10Cette année, nous fêtons, si j’ose dire, nos « dix ans de galère ». Paul a 23 ans et il s’est lancé à fond dans sa passion : le gaming. Il est devenu un champion dans son jeu vidéo de stratégie. Il participe à des tournois, donne quelques heures de stream sur Internet (des vidéos où il conseille les joueurs). Mais il ne peut évidemment pas en vivre.

11Paul est, dans la famille, un « cas ». Aux yeux de ses sœurs aussi, parfaitement intégrées dans le circuit scolaire. Notre cadette vient de rentrer à Véto Maisons-Alfort. La dernière a sauté le CE1. À ma demande, je précise.

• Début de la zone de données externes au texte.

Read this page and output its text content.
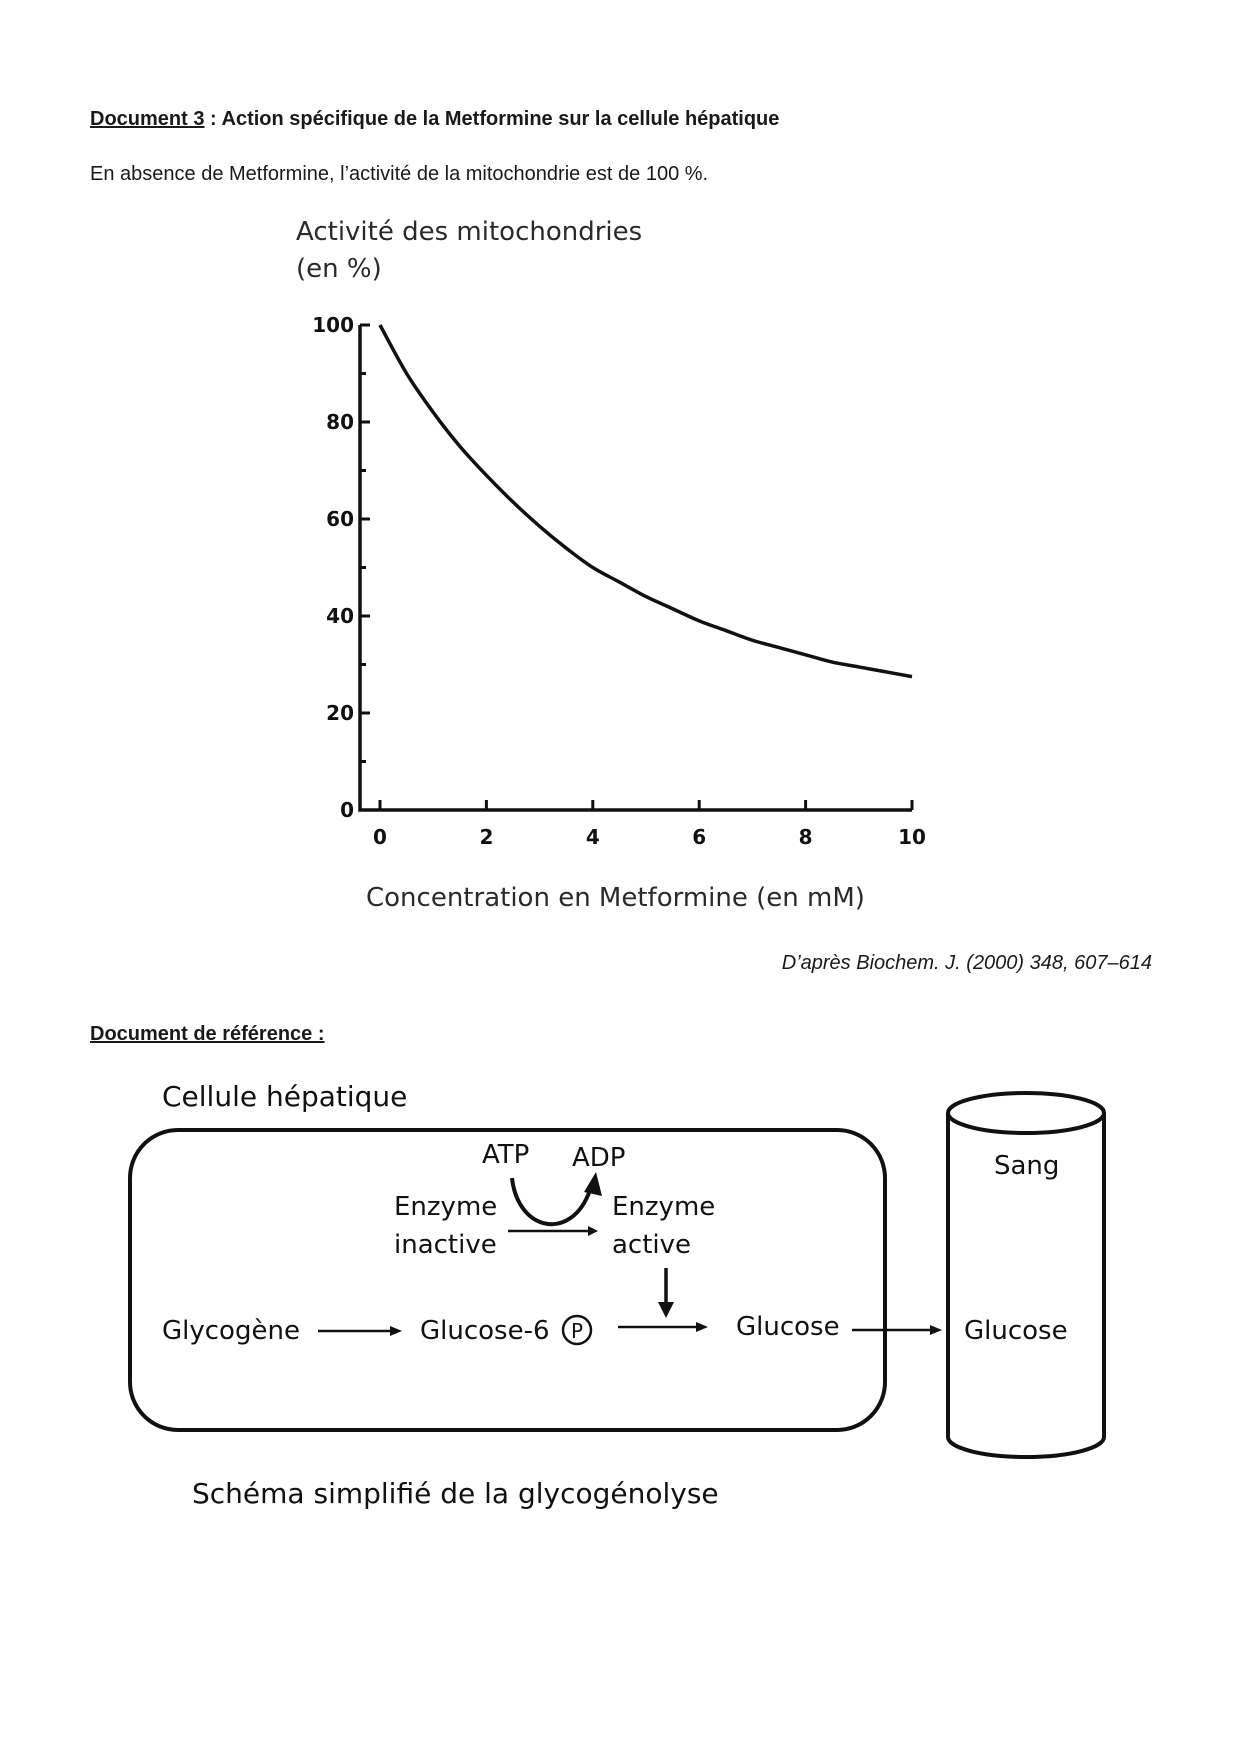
Document 3 : Action spécifique de la Metformine sur la cellule hépatique
En absence de Metformine, l’activité de la mitochondrie est de 100 %.
Activité des mitochondries
(en %)
0
20
40
60
80
100
0	2	4	6	8	10
Concentration en Metformine (en mM)
Cellule hépatique
ATP ADP
Enzyme
inactive
Enzyme
active
Glycogène	Glucose-6 P	Glucose
Sang
Glucose
Schéma simplifié de la glycogénolyse
D’après Biochem. J. (2000) 348, 607–614
Document de référence :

Elle lisait Harry Potter dès le premier trimestre de CP. Avec Paul, j’avais compris que l’ennui, en classe, est le premier pas vers le décrochage.

12Je suis en colère contre l’Éducation nationale, qui excelle à trier les « bons » des « cancres » mais n’a pas su anticiper le problème de Paul, discret et « invisible » en classe. J’estime qu’il a été « abîmé » par l’école. Il n’a aucune curiosité intellectuelle en dehors de son univers. À 23 ans, il vit à la maison, derrière son écran, et se promet comme chaque année de reprendre la fac. Que va-t-il devenir ? Je me sens coupable. Nous avons tous réagi trop tard, y compris les profs ! Les parents doivent être attentifs aux microsignes du « décrochage intérieur ». Car tout se joue très tôt. Bien avant le collège.